Australia's Central Bank Says Housing Market Risks Are Rising
Australia’s central bank will focus on the performance of the nation’s labor and housing markets in coming months in an economy it said grew moderately in early 2017.
In minutes of this month’s policy meeting released Tuesday, the Reserve Bank of Australia noted labor market conditions were “somewhat weaker than had been expected” and measures of underemployment “remained high.” It met two weeks ago, missing a surge in full-time employment reported Thursday; that data also showed unemployment remained at a high 5.9 percent.
“The board judged that developments in the labor and housing markets warranted careful monitoring over coming months,” the RBA said in a new addition to its outlook.
The central bank has kept interest rates at a record-low
1.5 percent since August as it encourages industries outside of mining to boost investment and hiring. But that has set off a speculative spree by property investors in Sydney and Melbourne, sending home prices and household debt soaring. Meanwhile, the labor market has remained relatively subdued and as a result, wages have stagnated.
“Although forward-looking indicators of labor demand continued to suggest an increase in employment growth over the period ahead, this has been true for some time without leading to an improvement in labor market conditions,” the RBA said.
It reiterated that while headline inflation was likely to accelerate to above 2 percent this year due to higher oil prices, the return of core consumer prices to the RBA’s 2 percent to 3 percent target would take longer.
Echoing its assessment in last week’s semi-annual Financial Stability Review, the board said: “growth in housing credit continued to outpace growth in household incomes, suggesting the risks associated with the housing market and household balance sheets has been rising.”
More positively, the central bank said an improvement in global economic conditions had supported higher commodity prices, which are “expected to have provided a significant boost to Australia’s national income in the March quarter.”
The outlook is less positive, however, as the price of the nation’s key commodity export, iron ore, has been plunging. Its downturn intensified since the central bank’s board met.

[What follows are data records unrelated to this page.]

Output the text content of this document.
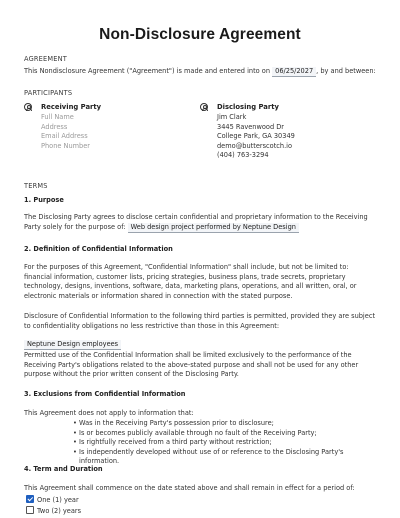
Non-Disclosure Agreement
AGREEMENT
This Nondisclosure Agreement ("Agreement") is made and entered into on 06/25/2027 , by and between:
PARTICIPANTS
Receiving Party
Full Name
Address
Email Address
Phone Number
Disclosing Party
Jim Clark
3445 Ravenwood Dr
College Park, GA 30349
demo@butterscotch.io
(404) 763-3294
TERMS
1. Purpose
The Disclosing Party agrees to disclose certain confidential and proprietary information to the Receiving Party solely for the purpose of: Web design project performed by Neptune Design
2. Definition of Confidential Information
For the purposes of this Agreement, "Confidential Information" shall include, but not be limited to: financial information, customer lists, pricing strategies, business plans, trade secrets, proprietary technology, designs, inventions, software, data, marketing plans, operations, and all written, oral, or electronic materials or information shared in connection with the stated purpose.
Disclosure of Confidential Information to the following third parties is permitted, provided they are subject to confidentiality obligations no less restrictive than those in this Agreement:
Neptune Design employees
Permitted use of the Confidential Information shall be limited exclusively to the performance of the Receiving Party's obligations related to the above-stated purpose and shall not be used for any other purpose without the prior written consent of the Disclosing Party.
3. Exclusions from Confidential Information
This Agreement does not apply to information that:
• Was in the Receiving Party's possession prior to disclosure;
• Is or becomes publicly available through no fault of the Receiving Party;
• Is rightfully received from a third party without restriction;
• Is independently developed without use of or reference to the Disclosing Party's information.
4. Term and Duration
This Agreement shall commence on the date stated above and shall remain in effect for a period of:
One (1) year
Two (2) years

The RBA said early indications were that supply disruptions from Cyclone Debbie in the state of Queensland and floods in northern New South Wales were likely to be concentrated in coal production and some specific crops. The impact on inflation and domestic demand growth, including from repairs and rebuilding “was not expected to be large,” it said.
The RBA reiterated that holding policy unchanged was consistent with sustainable growth in the economy and achieving the inflation target over time.